Rebel Medicine, meanwhile, closed a $7.5 million Series A led by Crocker Ventures and also received FDA IND clearance for Alevatrix, its long-acting bupivacaine reformulation designed to deliver up to 72 hours of non-opioid pain relief. The company is now running its first-in-human Phase 2 trial as it looks to position the therapy as an opioid-sparing option.
Those are the kinds of milestones that matter for any startup ecosystem: companies graduating from lab concepts into real clinical development.
Portfolio wins go beyond fundraising
Altitude Lab’s update also shows that its portfolio’s progress isn’t limited to venture rounds.
Leash Bio signed a multi-target agreement with Monte Rosa Therapeutics focused on degrader discovery for difficult-to-drug targets. According to Altitude Lab, Leash’s platform had already identified tractable material for more than 500 targets before the deal.
3Helix announced a partnership with BASF and launched NeoHelix Regenerate, a precision peptide ingredient based on its collagen-hybridizing peptide technology. In clinical studies cited by Altitude Lab, the ingredient showed a 41% reduction in damaged collagen and a 65% increase in hyaluronic acid levels after 56 days.
Intactis Bio raised fresh funding from Nucleus Fund and RPV while hitting a research milestone involving lab-grown neurons derived from iPSCs. Sethera Therapeutics entered award negotiations tied to the CDMRP Breast Cancer Research Program and expanded its scientific advisory board with high-profile academic names, including a Nobel laureate.

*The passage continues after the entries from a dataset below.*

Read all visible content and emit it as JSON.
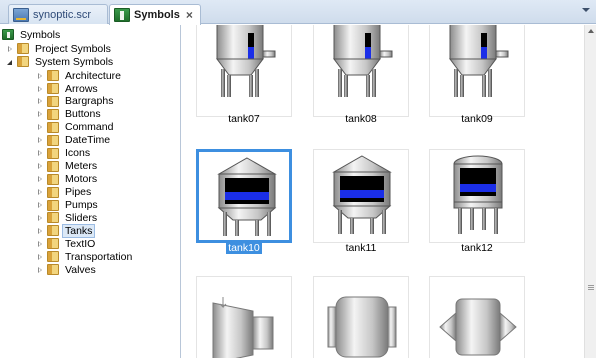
{
  "tabs": [
    {
      "label": "synoptic.scr",
      "active": false
    },
    {
      "label": "Symbols",
      "active": true,
      "close": "×"
    }
  ],
  "tree": {
    "root": "Symbols",
    "project": "Project Symbols",
    "system": "System Symbols",
    "items": [
      "Architecture",
      "Arrows",
      "Bargraphs",
      "Buttons",
      "Command",
      "DateTime",
      "Icons",
      "Meters",
      "Motors",
      "Pipes",
      "Pumps",
      "Sliders",
      "Tanks",
      "TextIO",
      "Transportation",
      "Valves"
    ],
    "selected": "Tanks"
  },
  "symbols": [
    {
      "name": "tank07"
    },
    {
      "name": "tank08"
    },
    {
      "name": "tank09"
    },
    {
      "name": "tank10",
      "selected": true
    },
    {
      "name": "tank11"
    },
    {
      "name": "tank12"
    },
    {
      "name": ""
    },
    {
      "name": ""
    },
    {
      "name": ""
    }
  ],
  "colors": {
    "selection": "#3d8fe0",
    "liquid": "#1a2ee8",
    "steel": "#b8b8b8"
  }
}
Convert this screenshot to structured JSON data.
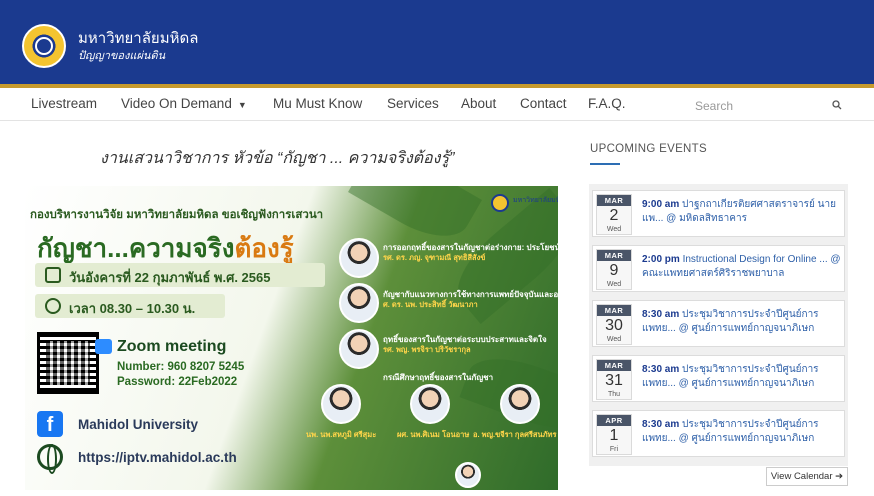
{
  "header": {
    "title": "มหาวิทยาลัยมหิดล",
    "subtitle": "ปัญญาของแผ่นดิน"
  },
  "nav": {
    "items": [
      "Livestream",
      "Video On Demand",
      "Mu Must Know",
      "Services",
      "About",
      "Contact",
      "F.A.Q."
    ],
    "search_placeholder": "Search"
  },
  "main": {
    "title": "งานเสวนาวิชาการ หัวข้อ “กัญชา ... ความจริงต้องรู้”"
  },
  "poster": {
    "org_line": "กองบริหารงานวิจัย มหาวิทยาลัยมหิดล ขอเชิญฟังการเสวนา",
    "headline_a": "กัญชา...ความจริง",
    "headline_b": "ต้องรู้",
    "date": "วันอังคารที่ 22 กุมภาพันธ์ พ.ศ. 2565",
    "time": "เวลา 08.30 – 10.30 น.",
    "zoom_title": "Zoom meeting",
    "zoom_number": "Number: 960 8207 5245",
    "zoom_password": "Password: 22Feb2022",
    "facebook": "Mahidol University",
    "website": "https://iptv.mahidol.ac.th",
    "seal_text": "มหาวิทยาลัยมหิดล",
    "speakers": [
      {
        "topic": "การออกฤทธิ์ของสารในกัญชาต่อร่างกาย: ประโยชน์และโทษ",
        "name": "รศ. ดร. ภญ. จุฑามณี สุทธิสีสังข์"
      },
      {
        "topic": "กัญชากับแนวทางการใช้ทางการแพทย์ปัจจุบันและอนาคต",
        "name": "ศ. ดร. นพ. ประสิทธิ์ วัฒนาภา"
      },
      {
        "topic": "ฤทธิ์ของสารในกัญชาต่อระบบประสาทและจิตใจ",
        "name": "รศ. พญ. พรจิรา ปริวัชรากุล"
      },
      {
        "topic": "กรณีศึกษาฤทธิ์ของสารในกัญชา",
        "name": ""
      }
    ],
    "case_speakers": [
      "นพ. นพ.สหภูมิ ศรีสุมะ",
      "ผศ. นพ.ศิเนม โอนอาษ",
      "อ. พญ.ขจีรา กุลศรีสนภัทร"
    ]
  },
  "sidebar": {
    "heading": "UPCOMING EVENTS",
    "events": [
      {
        "month": "MAR",
        "day": "2",
        "weekday": "Wed",
        "time": "9:00 am",
        "text": "ปาฐกถาเกียรติยศศาสตราจารย์ นายแพ... @ มหิดลสิทธาคาร"
      },
      {
        "month": "MAR",
        "day": "9",
        "weekday": "Wed",
        "time": "2:00 pm",
        "text": "Instructional Design for Online ... @ คณะแพทยศาสตร์ศิริราชพยาบาล"
      },
      {
        "month": "MAR",
        "day": "30",
        "weekday": "Wed",
        "time": "8:30 am",
        "text": "ประชุมวิชาการประจำปีศูนย์การแพทย... @ ศูนย์การแพทย์กาญจนาภิเษก"
      },
      {
        "month": "MAR",
        "day": "31",
        "weekday": "Thu",
        "time": "8:30 am",
        "text": "ประชุมวิชาการประจำปีศูนย์การแพทย... @ ศูนย์การแพทย์กาญจนาภิเษก"
      },
      {
        "month": "APR",
        "day": "1",
        "weekday": "Fri",
        "time": "8:30 am",
        "text": "ประชุมวิชาการประจำปีศูนย์การแพทย... @ ศูนย์การแพทย์กาญจนาภิเษก"
      }
    ],
    "view_calendar": "View Calendar ➔"
  }
}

Altitude Lab’s newest cohort is also already producing signals of momentum. Calycia Biosciences, a University of Utah spinout, won the accelerator’s 2026 Demo Day and secured $400,000 in pre-seed funding from University of Utah Ventures and the Cumming Foundation.
A bigger moment for Salt Lake City biotech
Salt Lake City has long had academic and healthcare strengths, but in biotech it has often been viewed as an emerging market rather than a national player. Altitude Lab’s progress suggests that narrative is beginning to shift.

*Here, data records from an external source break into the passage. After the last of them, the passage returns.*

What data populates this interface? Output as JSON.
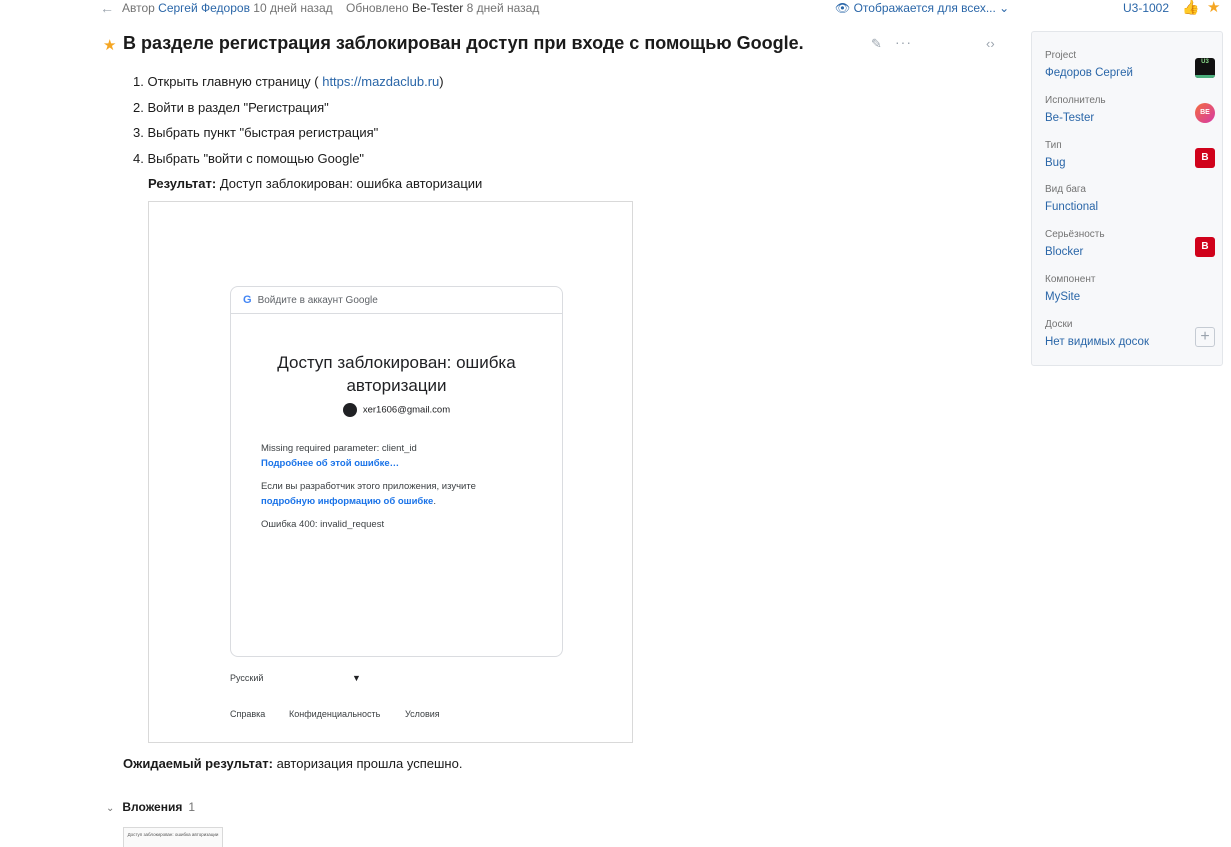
{
  "topbar": {
    "author_label": "Автор",
    "author": "Сергей Федоров",
    "created": "10 дней назад",
    "updated_label": "Обновлено",
    "updater": "Be-Tester",
    "updated": "8 дней назад",
    "visibility": "Отображается для всех...",
    "issue_id": "U3-1002"
  },
  "title": "В разделе регистрация заблокирован доступ при входе с помощью Google.",
  "steps": [
    {
      "num": "1.",
      "text": "Открыть главную страницу ( ",
      "link": "https://mazdaclub.ru",
      "tail": ")"
    },
    {
      "num": "2.",
      "text": "Войти в раздел \"Регистрация\""
    },
    {
      "num": "3.",
      "text": "Выбрать пункт \"быстрая регистрация\""
    },
    {
      "num": "4.",
      "text": "Выбрать \"войти с помощью Google\""
    }
  ],
  "result": {
    "label": "Результат:",
    "text": "Доступ заблокирован: ошибка авторизации"
  },
  "screenshot": {
    "header": "Войдите в аккаунт Google",
    "header_logo": "G",
    "title": "Доступ заблокирован: ошибка авторизации",
    "account": "xer1606@gmail.com",
    "error_line": "Missing required parameter: client_id",
    "more_link": "Подробнее об этой ошибке…",
    "dev_text": "Если вы разработчик этого приложения, изучите",
    "dev_link": "подробную информацию об ошибке",
    "dev_dot": ".",
    "error_code": "Ошибка 400: invalid_request",
    "language": "Русский",
    "footer": [
      "Справка",
      "Конфиденциальность",
      "Условия"
    ]
  },
  "expected": {
    "label": "Ожидаемый результат:",
    "text": "авторизация прошла успешно."
  },
  "attachments": {
    "label": "Вложения",
    "count": "1",
    "thumb_text": "Доступ заблокирован: ошибка авторизации"
  },
  "panel": {
    "fields": [
      {
        "label": "Project",
        "value": "Федоров Сергей",
        "icon": "U3"
      },
      {
        "label": "Исполнитель",
        "value": "Be-Tester",
        "icon": "BE"
      },
      {
        "label": "Тип",
        "value": "Bug",
        "icon": "B"
      },
      {
        "label": "Вид бага",
        "value": "Functional",
        "icon": ""
      },
      {
        "label": "Серьёзность",
        "value": "Blocker",
        "icon": "B"
      },
      {
        "label": "Компонент",
        "value": "MySite",
        "icon": ""
      },
      {
        "label": "Доски",
        "value": "Нет видимых досок",
        "icon": "+"
      }
    ]
  },
  "colors": {
    "accent": "#2a66a8",
    "star": "#f5a623",
    "badge_red": "#d0021b"
  }
}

The accelerator has positioned itself as part startup studio, part founder community, and part gateway into a wider biotech network. That network now includes more than 200 investor and strategic partner firms, according to the organization.

Altitude Lab also announced a leadership change, naming Kapil Sharma as interim executive director. Sharma has spent the past four years helping raise the accelerator’s national profile and deepen its ties to investors and strategic partners. Co-founder and former executive director Chandana Haque will remain involved as a board member.

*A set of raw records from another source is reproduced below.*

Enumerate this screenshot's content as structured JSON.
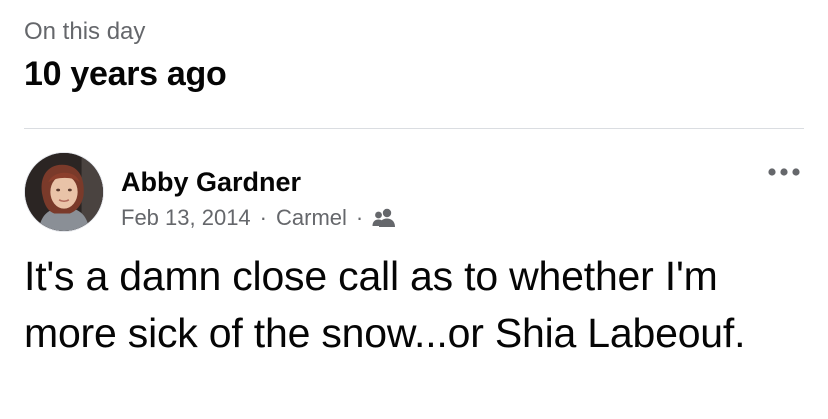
{
  "memory": {
    "label": "On this day",
    "title": "10 years ago"
  },
  "post": {
    "author": "Abby Gardner",
    "date": "Feb 13, 2014",
    "separator": "·",
    "location": "Carmel",
    "audience_icon": "friends-icon",
    "more_icon": "more-options-icon",
    "text": "It's a damn close call as to whether I'm more sick of the snow...or Shia Labeouf."
  },
  "colors": {
    "primary_text": "#050505",
    "secondary_text": "#65676b",
    "divider": "#dadde1"
  }
}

“Our mission remains unchanged: to build a new breed of biotech companies and a nationally interconnected ecosystem, while strengthening Salt Lake City’s position as an upcoming biotech hub,” Sharma stated.
For a program that previously expanded its platform with a pre-seed venture fund, announced in February 2025, the latest milestone adds another proof point: Altitude Lab is not just helping launch biotech startups. It’s helping create the infrastructure for a more durable biotech economy in Utah. Salt Lake City has emerged as a national biotechnology hub. Altitude Lab is making a positive impact on where and how the next generation of biotech companies gets built.